For SMEs the steady availability of power supply is crucial for their profitable operations. It has been estimated that just by making meters generously available could easily add 20 million customers to the books of the Distribution Companies and if consumers pay an average of five thousand Naira a month, this will add an additional of N1.2 trillion in yearly revenue. And for the viability of operations there is the need to allow cost reflective tariffs. In spite of the multi-year structured tariff Order, tariffs have remained without review since 2015 because of lack of political will. But now that the impending World Bank loan for the sector is tied to freeing up the tariffs, it seems that there is a glimmer of light at the end of this dark tunnel as a review has been programmed to commence in this month of July, 2020.
Nigeria has an informal sector which by many accounts has been estimated as constituting 60 per cent of the economy. There is therefore the need to ensure that all programs aimed at widening the social safety net are accorded deserved attention. There is certainly the need for greater transparency, inclusiveness and for an upgrade in the modalities for the disbursements of unconditional cash transfers.
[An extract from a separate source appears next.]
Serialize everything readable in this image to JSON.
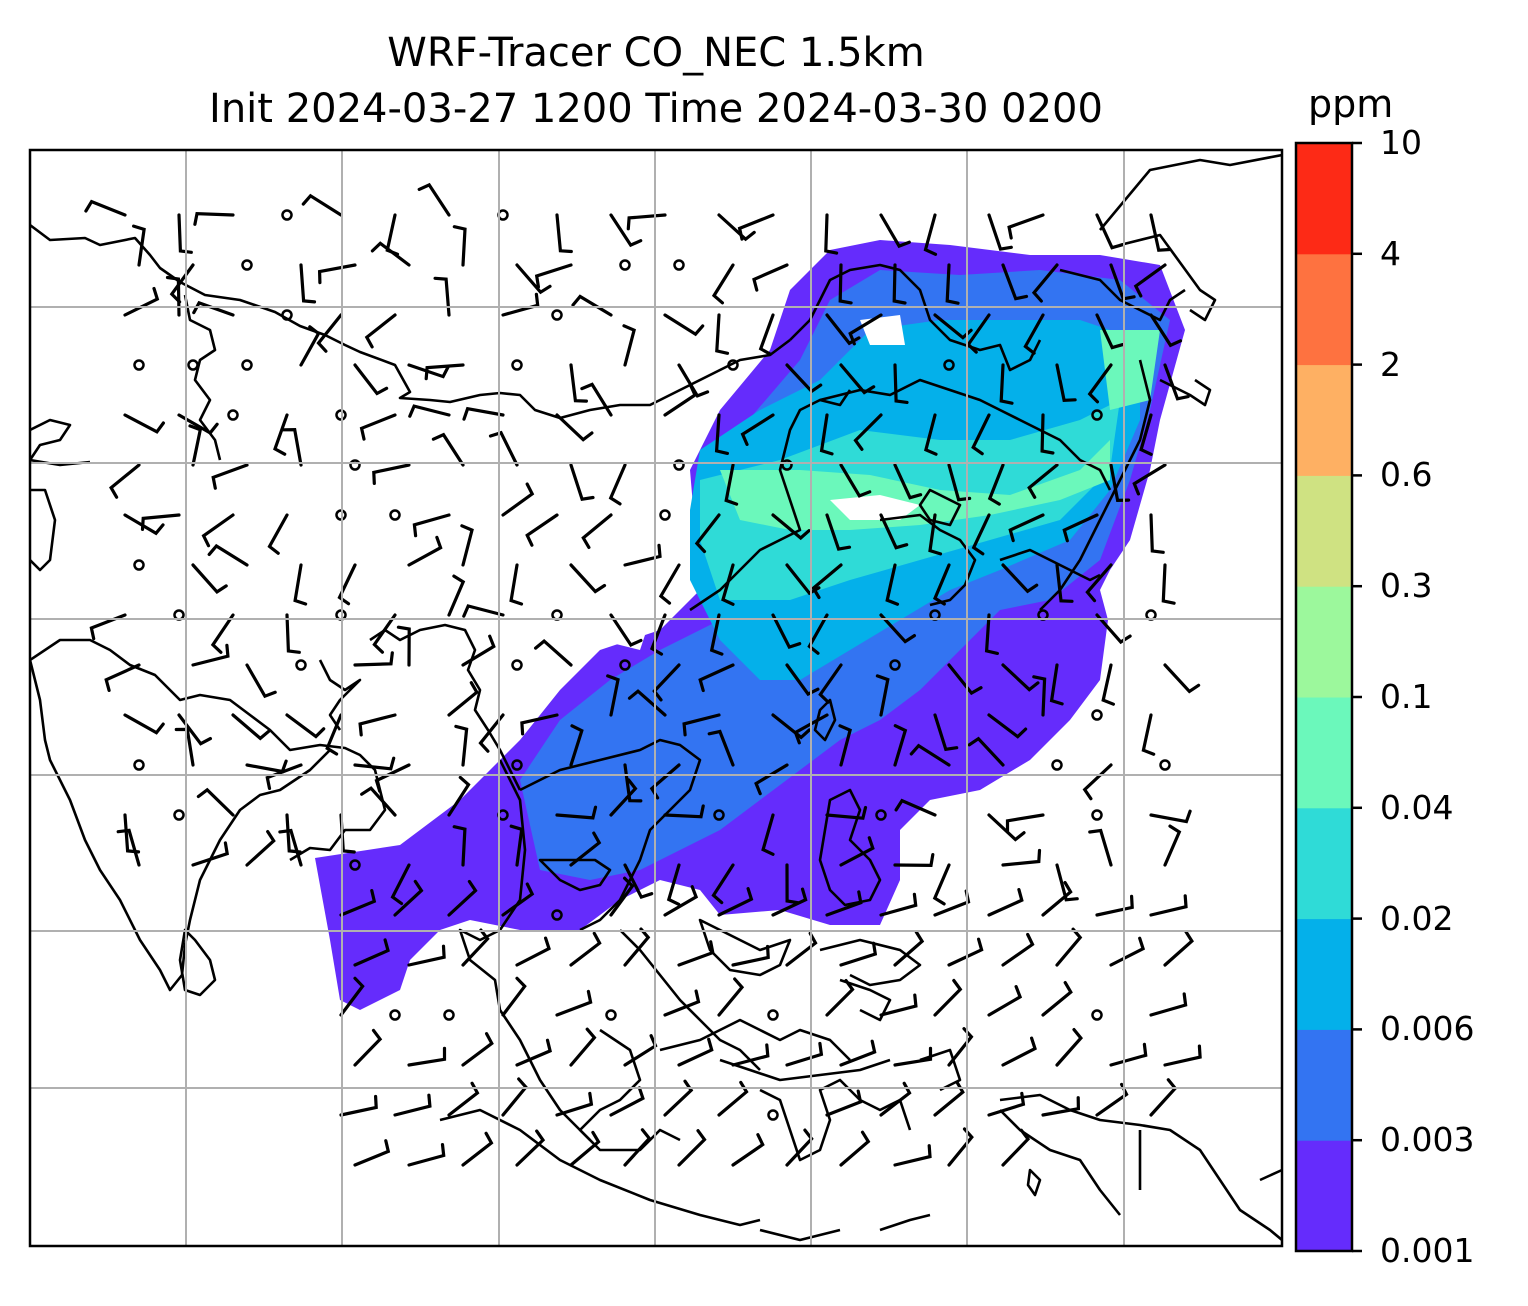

Not a few eye brows have been raised with regard to the amount that have been alleged to have been disbursed under this program particularly when considered alongside the paltry budgetary allocations that have been made to the crucial social sectors of education and health. As should be expected ministerial committees have been proposed to be established for the implementation of the programs and policies included in the plan. And this is where we envisage some problems. We have never been known for our prowess with plan implementation and this is the albatross to be frontally confronted as we know a plan not implemented is a dead plan.